Sean Payton Rails Against Guns Following Will Smith’s Death

New Orleans Saints coach Sean Payton is still trying to come to terms with the death of former team captain Will Smith, who was shot Saturday night in an altercation following a traffic accident. But he has plenty to say on the issue of gun control.
“I hate guns,” he told USA Today. “I’ve heard people argue that everybody needs a gun. That’s madness. I know there are many kids who grew up in a hunting environment. I get that. But there are places, like England, where even the cops don’t have guns.
“If this opinion in Louisiana is super unpopular,” Peyton continued, “so be it.”
Smith played nine seasons with the Saints, and was set to join the coaching staff as an intern in the upcoming season. He was shot and killed on Saturday night in New Orleans after police said he was involved in a traffic accident with a 28-year-old man named Cardell Hayes, who allegedly shot Smith “multiple times.” Smith’s wife was also shot in the leg during the incident. Hayes, a former football star at Warren Easton High School in New Orleans, was charged with second-degree murder and is being held on a $1 million bond.
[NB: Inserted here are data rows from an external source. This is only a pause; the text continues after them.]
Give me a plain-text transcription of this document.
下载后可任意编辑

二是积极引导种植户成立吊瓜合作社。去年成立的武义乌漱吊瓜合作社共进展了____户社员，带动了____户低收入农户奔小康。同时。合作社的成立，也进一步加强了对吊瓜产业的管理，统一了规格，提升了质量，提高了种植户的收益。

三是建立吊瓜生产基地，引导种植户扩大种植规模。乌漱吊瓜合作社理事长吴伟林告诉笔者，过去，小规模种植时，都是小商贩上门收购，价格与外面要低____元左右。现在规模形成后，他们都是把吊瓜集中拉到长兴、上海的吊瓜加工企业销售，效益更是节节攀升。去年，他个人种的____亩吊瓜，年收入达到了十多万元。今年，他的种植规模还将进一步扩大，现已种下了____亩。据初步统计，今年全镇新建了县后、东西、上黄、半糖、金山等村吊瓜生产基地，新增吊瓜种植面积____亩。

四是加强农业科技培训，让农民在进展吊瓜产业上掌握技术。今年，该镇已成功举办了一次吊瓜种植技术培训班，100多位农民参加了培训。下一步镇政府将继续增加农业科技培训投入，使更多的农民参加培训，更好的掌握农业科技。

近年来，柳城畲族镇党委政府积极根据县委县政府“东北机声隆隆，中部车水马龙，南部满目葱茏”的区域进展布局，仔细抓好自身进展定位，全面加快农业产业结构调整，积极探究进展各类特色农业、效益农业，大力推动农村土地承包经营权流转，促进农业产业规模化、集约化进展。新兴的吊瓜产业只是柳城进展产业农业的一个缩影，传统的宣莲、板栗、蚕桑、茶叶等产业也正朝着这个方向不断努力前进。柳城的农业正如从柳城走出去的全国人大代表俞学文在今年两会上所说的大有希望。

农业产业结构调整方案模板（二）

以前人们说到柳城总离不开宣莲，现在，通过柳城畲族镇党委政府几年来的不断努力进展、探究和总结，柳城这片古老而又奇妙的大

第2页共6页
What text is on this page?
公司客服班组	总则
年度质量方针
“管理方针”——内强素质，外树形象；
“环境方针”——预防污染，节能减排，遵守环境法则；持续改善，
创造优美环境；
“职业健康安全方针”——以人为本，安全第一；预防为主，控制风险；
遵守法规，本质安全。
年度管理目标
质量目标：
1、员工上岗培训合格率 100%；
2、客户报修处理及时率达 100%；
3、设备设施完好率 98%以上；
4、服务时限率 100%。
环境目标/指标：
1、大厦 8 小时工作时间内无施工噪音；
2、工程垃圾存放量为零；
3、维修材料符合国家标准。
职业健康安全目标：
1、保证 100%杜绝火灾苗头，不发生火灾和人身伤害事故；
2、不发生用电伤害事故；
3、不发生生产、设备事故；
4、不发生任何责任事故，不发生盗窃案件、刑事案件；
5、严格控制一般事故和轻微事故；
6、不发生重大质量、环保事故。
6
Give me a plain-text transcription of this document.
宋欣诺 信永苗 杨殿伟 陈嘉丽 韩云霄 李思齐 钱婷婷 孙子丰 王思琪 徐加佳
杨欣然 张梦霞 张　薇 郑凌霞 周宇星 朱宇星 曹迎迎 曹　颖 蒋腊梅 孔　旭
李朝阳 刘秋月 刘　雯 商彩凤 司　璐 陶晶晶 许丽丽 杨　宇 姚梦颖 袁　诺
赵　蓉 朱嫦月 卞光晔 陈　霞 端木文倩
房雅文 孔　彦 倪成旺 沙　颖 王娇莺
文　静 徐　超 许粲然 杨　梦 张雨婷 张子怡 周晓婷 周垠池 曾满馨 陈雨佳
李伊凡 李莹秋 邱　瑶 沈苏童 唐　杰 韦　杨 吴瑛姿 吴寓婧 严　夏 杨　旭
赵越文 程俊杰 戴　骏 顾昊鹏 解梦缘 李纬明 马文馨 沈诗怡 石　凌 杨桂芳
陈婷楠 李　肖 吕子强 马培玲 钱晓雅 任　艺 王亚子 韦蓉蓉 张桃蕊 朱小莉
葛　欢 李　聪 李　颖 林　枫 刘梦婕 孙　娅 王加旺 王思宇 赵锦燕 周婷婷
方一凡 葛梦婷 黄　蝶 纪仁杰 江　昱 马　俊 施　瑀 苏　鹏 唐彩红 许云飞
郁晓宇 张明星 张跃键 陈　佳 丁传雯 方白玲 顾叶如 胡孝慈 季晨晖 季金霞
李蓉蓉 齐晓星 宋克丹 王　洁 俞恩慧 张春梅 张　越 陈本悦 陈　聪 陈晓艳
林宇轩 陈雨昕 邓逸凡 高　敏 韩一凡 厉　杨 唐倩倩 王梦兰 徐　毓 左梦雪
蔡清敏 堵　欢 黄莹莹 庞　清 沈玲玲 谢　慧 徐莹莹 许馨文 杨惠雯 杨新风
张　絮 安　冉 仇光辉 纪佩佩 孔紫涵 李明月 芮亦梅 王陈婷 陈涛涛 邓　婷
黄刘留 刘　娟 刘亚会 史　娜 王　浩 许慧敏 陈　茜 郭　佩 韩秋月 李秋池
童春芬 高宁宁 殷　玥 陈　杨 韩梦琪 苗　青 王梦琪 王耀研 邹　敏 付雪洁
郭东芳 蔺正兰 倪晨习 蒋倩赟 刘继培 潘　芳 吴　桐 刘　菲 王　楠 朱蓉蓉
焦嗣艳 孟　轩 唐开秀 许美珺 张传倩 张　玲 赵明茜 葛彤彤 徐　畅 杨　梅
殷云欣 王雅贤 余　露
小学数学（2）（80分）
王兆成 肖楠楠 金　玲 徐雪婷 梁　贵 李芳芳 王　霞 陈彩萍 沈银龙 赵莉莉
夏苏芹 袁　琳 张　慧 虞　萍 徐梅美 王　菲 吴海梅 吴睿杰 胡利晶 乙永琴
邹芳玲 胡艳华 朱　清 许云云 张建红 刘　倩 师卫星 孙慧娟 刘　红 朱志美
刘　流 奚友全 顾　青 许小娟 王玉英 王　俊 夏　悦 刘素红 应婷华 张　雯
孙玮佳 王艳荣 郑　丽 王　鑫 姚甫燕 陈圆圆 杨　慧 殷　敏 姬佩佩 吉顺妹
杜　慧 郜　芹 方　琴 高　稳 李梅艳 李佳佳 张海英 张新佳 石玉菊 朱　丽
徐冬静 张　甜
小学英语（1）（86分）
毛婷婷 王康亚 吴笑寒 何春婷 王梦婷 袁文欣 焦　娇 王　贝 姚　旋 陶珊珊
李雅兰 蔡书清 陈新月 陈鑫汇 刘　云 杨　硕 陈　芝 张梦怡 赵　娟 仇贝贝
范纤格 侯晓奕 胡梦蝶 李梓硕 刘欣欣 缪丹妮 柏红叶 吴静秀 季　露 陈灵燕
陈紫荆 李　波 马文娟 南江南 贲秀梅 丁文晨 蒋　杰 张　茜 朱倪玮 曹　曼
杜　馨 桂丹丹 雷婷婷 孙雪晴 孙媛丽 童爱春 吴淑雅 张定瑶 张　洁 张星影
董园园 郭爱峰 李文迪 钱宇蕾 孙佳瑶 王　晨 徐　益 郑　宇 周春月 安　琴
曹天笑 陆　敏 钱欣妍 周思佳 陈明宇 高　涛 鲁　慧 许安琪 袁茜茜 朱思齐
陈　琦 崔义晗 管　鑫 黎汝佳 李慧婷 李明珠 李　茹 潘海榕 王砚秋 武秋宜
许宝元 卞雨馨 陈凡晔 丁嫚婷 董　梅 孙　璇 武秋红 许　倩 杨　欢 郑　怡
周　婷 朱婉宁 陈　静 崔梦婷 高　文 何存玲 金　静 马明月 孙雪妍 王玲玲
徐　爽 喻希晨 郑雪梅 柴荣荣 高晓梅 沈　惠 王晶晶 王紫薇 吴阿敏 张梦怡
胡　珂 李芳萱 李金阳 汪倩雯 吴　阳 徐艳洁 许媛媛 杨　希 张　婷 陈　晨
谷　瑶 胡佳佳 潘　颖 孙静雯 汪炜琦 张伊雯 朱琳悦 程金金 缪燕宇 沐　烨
In his first interview since Smith’s death, an emotional Payton said that guns and an overhauled police department are responsible for turning New Orleans into “the Wild, Wild West,” and argued that stricter gun-control laws would help stem the tide of violence. For starters, he says Hayes, who reportedly pleaded guilty to possessing an illegal weapon in 2014, shouldn’t have been able to get his hands on the gun that killed Smith.
“It was a large caliber gun. A .45 – it was designed back during World War I. And this thing just stops people. It will kill someone within four or five seconds after they are struck. You bleed out,” Payton said. “We could go online and get 10 of them, and have them shipped to our house tomorrow. I don’t believe that was the intention when they allowed for the right for citizens to bear arms.
“Two hundred years from now, they’re going to look back and say, ‘What was that madness about?'” he continued. “The idea that we need them to fend off intruders…that’s some silly stuff we’re hanging onto.”